Hier entdecke ich ein Geheimnis, das in so vielen Bereichen der Schöpfung gegenwärtig und erfahrbar ist. Ein Geheimnis, das ich im Wechsel der Jahreszeiten, in der Befruchtung der Pflanzen, im Mit- und Ineinander überall in der Natur beobachten kann. Alles steht miteinander in Beziehung. Hinter allen Vorgängen der Natur steckt ein Sinn, ein Geheimnis.
Der Blick in die Zusammenhänge der gewaltigen Schöpfung lädt mich ein, in größeren Dimensionen zu denken – und dies nicht nur von der Schöpfung, nein – auch ganz konkret von mir als Mensch. Jeder Mensch ist ein Original.

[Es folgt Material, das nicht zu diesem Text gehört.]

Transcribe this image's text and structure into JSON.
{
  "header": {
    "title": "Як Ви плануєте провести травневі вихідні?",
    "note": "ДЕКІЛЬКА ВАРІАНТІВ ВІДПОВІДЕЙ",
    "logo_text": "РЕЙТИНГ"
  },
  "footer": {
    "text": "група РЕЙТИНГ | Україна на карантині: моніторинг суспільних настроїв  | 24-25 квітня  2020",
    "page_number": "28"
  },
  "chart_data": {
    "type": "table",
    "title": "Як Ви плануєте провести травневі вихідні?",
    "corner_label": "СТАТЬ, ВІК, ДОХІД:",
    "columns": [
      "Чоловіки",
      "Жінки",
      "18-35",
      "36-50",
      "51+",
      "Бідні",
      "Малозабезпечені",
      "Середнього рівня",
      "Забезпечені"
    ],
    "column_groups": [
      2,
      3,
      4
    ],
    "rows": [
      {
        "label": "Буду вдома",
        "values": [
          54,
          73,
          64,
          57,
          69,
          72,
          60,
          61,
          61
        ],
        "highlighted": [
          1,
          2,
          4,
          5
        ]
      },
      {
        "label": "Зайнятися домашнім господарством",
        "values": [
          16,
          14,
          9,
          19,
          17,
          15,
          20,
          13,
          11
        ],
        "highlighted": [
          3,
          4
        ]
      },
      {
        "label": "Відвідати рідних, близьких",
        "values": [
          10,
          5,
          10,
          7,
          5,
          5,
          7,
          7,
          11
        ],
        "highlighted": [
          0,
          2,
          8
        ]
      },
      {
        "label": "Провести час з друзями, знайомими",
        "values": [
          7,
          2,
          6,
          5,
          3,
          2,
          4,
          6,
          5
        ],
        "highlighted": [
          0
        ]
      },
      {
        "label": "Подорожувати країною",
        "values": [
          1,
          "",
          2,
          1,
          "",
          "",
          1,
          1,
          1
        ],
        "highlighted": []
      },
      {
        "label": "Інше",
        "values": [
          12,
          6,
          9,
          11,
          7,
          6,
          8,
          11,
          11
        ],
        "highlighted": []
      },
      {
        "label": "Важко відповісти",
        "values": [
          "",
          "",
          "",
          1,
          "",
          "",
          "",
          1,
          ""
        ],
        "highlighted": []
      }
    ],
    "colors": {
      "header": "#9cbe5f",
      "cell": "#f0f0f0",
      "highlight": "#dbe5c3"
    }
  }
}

Neben der Begegnung mit Menschen - im Staunen über die Wunder in der Natur - gibt es für mich eine dritte Dimension, dies zu erkennen: Es ist die Begegnung mit Gott. Dabei hilft mir die Frage: Wie kommt es eigentlich, dass ich lebe?
Niemand von uns hat sich eines Tages hingesetzt und sich überlegt: Es wäre doch schön, wenn ich leben würde, und im Übrigen: So groß möchte ich sein, solche Augen, Beine, Haare möchte ich haben, diese und jene Gefühle sollten in mir sein, so möchte ich denken können. Und niemand hat sich dann hingesetzt, um sich selbst „herzustellen“. Das wäre ja auch gar nicht möglich!
Nein, die Wahrheit über meinem Leben lautet: Ich bin geworden, ohne dass ich etwas dazu getan habe. Eines Tages ist mir bewusst geworden, dass ich lebe! Spannend dabei ist die Frage, wie ich geworden bin. Bin ich das Produkt eines Zufalls, einer mehr oder weniger zufälligen Intimbegegnung zweier Menschen? Oder kann ich hinter meinem Leben das Geheimnis einer großen Liebe, nämlich der Liebe Gottes erahnen!
Mein Leben ist Beweis für Gottes Liebe
Der Verfasser der Psalmen drückt diesen Glauben mit wunderbaren Worten aus. Er schreibt:
„Du (Gott) hast mein Inneres geschaffen, mich gewoben im Schoss meiner Mutter. Ich danke dir, dass du mich so wunderbar gestaltet hast. Ich weiß: Staunenswert sind deine Werke. Als ich geformt wurde im Dunkeln, kunstvoll gewirkt in den Tiefen der Erde, waren meine Glieder dir nicht verborgen. Deine Augen sahen, wie ich entstand, in deinem Buch war schon alles verzeichnet; meine Tage waren schon gebildet, als noch keiner von ihnen da war.“ (Ps 139,13–16)
Gilt das, was hier vor über 3000 Jahren in der Bibel aufgeschrieben wurde auch für mich? Stimmt das, dass ich etwas Wunderbares bin? Kann ich mich auch so sehen? Kann ich danken für das Wunder, das ich bin?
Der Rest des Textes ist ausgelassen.